These ingredients create a smooth, protein-rich base packed with fiber, antioxidants, and healthy fats, suitable for a health-conscious vegan diet.

Vegan Triple Berry Protein Smoothie
Vegan Berry Protein Smoothie Recipe With Triple Mixed Berries 12

Dietary Substitutions to Customize Your Vegan Triple Berry Protein Smoothie

Modify the smoothie to fit your dietary needs and personal taste with these substitutions:

  • Protein sources: Swap vegan protein powder with pea, rice, or hemp protein to suit preferences or address allergies.
  • Milk alternatives: Use oat, coconut, or soy milk instead of almond to accommodate allergies or taste variations.
  • Sweeteners: Omit added sweeteners or replace maple syrup with stevia for a low-calorie option.
  • Seeds: Replace chia seeds with flax or pumpkin seeds if preferred.
  • Fruit variety: Substitute seasonal fruits such as cherries or blackberries to change flavor while maintaining nutrition.
  • Gluten-free assurance: Verify that all powders and add-ins are certified gluten-free if sensitivity is a concern.

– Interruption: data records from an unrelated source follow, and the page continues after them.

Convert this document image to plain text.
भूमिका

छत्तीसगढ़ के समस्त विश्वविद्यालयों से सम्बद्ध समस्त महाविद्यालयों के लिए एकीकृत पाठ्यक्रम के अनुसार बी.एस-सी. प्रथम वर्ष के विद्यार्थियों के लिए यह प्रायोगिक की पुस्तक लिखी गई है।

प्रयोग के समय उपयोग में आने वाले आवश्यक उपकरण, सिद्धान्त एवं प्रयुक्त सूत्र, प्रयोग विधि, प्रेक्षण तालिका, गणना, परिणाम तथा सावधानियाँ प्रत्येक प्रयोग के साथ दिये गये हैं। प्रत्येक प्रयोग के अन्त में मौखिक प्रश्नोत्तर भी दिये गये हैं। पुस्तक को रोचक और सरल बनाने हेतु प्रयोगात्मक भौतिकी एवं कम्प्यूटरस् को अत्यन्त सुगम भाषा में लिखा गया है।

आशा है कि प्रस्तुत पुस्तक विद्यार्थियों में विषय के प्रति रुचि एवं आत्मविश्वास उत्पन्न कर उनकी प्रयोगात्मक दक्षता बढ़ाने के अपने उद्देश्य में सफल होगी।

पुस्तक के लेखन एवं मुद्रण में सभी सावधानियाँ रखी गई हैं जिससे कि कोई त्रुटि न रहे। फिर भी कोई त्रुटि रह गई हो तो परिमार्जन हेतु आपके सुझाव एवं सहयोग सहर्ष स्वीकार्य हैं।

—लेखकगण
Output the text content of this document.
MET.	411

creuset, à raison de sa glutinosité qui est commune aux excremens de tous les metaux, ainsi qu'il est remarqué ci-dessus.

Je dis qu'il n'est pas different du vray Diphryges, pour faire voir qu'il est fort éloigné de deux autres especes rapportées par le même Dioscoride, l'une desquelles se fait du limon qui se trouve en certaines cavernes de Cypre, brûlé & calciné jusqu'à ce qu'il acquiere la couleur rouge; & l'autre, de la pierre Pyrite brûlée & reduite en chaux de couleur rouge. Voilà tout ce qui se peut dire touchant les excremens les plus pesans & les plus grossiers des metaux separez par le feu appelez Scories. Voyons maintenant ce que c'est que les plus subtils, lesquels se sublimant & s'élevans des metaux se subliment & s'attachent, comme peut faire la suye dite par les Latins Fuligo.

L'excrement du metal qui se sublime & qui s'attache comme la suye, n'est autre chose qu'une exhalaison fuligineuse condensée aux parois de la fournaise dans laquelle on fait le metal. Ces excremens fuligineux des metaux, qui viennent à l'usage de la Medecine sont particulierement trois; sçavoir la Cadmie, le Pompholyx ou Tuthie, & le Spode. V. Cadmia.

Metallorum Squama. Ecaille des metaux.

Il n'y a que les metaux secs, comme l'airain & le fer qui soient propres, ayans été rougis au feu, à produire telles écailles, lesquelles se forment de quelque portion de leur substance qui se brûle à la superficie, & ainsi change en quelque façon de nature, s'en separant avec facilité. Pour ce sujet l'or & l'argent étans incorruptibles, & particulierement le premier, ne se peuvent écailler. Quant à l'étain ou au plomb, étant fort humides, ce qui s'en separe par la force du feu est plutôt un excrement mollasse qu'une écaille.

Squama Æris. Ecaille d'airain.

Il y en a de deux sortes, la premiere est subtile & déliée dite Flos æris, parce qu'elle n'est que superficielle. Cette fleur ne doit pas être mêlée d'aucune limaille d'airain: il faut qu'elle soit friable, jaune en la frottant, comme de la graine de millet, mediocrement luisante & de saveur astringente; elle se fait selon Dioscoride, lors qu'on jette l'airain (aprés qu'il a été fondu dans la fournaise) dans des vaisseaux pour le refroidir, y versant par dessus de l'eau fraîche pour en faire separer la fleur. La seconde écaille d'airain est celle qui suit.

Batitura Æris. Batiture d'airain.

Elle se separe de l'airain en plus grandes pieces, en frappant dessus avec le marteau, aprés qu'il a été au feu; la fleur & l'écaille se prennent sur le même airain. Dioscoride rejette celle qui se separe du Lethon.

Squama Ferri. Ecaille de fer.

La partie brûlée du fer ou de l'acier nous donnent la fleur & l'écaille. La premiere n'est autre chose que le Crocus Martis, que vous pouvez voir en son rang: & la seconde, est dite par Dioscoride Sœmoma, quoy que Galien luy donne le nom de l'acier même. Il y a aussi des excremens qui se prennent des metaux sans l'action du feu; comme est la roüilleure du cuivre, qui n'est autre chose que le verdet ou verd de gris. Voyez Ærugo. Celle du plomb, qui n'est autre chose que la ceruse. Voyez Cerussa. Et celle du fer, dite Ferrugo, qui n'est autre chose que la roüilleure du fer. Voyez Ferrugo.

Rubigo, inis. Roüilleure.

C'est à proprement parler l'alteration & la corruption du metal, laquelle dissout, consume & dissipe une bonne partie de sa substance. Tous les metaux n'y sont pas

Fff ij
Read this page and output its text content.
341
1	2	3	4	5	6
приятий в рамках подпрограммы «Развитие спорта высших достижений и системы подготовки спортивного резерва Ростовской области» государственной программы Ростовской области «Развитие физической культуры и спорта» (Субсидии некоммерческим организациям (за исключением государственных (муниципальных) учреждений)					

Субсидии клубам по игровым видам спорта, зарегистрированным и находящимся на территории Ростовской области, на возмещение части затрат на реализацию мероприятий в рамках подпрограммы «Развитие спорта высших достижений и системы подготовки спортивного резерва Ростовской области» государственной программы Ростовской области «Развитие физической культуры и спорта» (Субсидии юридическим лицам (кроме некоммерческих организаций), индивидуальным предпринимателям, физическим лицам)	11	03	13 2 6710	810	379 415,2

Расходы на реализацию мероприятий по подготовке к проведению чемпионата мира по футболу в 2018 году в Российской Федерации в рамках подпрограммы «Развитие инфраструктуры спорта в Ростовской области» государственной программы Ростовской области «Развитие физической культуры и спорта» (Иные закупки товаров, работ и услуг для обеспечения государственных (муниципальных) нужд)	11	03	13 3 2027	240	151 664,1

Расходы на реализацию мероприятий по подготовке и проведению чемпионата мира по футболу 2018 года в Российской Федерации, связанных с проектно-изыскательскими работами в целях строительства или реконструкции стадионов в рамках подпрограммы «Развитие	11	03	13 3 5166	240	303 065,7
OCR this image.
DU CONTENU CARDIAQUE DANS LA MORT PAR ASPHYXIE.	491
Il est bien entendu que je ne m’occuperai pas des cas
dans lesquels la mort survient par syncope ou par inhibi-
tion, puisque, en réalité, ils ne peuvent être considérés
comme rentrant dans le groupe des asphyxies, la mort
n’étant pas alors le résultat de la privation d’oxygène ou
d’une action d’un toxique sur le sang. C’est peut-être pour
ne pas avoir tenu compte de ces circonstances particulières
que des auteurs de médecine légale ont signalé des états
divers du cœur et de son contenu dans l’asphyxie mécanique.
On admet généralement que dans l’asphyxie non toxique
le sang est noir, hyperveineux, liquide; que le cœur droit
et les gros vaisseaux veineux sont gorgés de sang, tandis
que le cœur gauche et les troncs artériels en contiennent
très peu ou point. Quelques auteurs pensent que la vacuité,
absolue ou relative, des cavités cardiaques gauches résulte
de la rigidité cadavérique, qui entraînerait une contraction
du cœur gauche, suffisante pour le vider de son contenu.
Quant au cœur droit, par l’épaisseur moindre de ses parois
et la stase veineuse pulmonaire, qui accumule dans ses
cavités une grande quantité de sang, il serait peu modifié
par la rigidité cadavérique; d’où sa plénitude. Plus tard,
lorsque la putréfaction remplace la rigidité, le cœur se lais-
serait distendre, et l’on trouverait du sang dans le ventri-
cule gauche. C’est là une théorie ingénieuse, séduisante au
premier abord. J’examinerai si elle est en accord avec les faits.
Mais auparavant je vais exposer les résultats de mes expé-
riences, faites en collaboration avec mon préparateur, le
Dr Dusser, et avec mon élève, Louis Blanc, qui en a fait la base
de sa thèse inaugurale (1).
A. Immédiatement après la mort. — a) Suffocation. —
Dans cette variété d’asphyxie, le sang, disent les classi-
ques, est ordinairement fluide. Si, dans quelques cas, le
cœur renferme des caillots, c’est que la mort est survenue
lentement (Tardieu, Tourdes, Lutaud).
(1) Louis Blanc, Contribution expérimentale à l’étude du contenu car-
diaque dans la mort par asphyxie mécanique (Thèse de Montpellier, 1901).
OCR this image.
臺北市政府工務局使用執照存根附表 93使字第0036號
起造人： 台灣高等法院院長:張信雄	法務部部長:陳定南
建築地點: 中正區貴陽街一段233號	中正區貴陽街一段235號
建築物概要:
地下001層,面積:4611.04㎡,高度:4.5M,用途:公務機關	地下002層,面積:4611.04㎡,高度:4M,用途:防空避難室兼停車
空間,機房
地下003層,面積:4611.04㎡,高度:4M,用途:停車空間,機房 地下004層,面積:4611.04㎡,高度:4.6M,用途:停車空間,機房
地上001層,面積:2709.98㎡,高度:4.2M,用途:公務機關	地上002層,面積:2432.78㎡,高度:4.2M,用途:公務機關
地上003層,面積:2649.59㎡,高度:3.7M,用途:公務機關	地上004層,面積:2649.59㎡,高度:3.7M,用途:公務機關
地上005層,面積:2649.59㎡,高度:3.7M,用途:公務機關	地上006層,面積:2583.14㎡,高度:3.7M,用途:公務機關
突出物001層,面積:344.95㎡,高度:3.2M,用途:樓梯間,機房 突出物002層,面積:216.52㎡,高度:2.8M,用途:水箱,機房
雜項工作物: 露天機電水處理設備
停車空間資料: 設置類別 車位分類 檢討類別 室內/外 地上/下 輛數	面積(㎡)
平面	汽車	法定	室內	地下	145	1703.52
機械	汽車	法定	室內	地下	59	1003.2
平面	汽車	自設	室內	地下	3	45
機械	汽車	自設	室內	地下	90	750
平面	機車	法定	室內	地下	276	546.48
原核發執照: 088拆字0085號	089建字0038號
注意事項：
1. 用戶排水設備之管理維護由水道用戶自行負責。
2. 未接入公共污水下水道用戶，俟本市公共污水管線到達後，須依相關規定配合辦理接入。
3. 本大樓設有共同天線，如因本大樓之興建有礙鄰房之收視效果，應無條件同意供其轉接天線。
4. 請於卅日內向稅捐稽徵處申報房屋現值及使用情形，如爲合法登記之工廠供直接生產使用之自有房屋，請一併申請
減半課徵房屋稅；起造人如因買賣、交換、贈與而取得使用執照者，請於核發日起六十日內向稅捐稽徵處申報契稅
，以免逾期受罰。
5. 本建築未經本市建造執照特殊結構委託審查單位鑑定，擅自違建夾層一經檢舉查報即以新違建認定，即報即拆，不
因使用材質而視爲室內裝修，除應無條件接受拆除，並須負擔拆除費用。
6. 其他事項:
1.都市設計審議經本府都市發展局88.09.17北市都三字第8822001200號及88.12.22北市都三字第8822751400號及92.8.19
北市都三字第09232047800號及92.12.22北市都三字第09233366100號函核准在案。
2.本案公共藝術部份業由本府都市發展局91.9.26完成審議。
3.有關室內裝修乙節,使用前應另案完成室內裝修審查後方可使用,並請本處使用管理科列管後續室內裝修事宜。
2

By making these adjustments, you keep the smoothie nutritionally balanced while tailoring it to your requirements.

Vegan Triple Berry Protein Smoothie
Vegan Berry Protein Smoothie Recipe With Triple Mixed Berries 13

How to Prepare the Perfect Vegan Triple Berry Protein Smoothie: Step-by-Step Guide

  1. Gather Ingredients: Collect all ingredients, including frozen berries, protein powder, plant milk, chia seeds, banana, and optional sweeteners.
  2. Create Base Blend: Combine berries, banana, and plant milk in a blender for a smooth foundation.
  3. Add Nutrition Boosters: Add vegan protein powder and chia seeds to increase protein and fiber content.
  4. Blend Thoroughly: Blend on high speed for 60 to 90 seconds until creamy and evenly mixed. Adjust thickness by adding more plant milk if necessary.
  5. Sweeten and Taste: Add maple syrup or agave syrup as desired, blending briefly to mix evenly.
  6. Serve: Pour into a glass and enjoy immediately to maximize nutrient intake. Optionally garnish with hemp seeds or granola for texture.
  7. Storage Tips: Refrigerate leftovers for up to one day or freeze for later use.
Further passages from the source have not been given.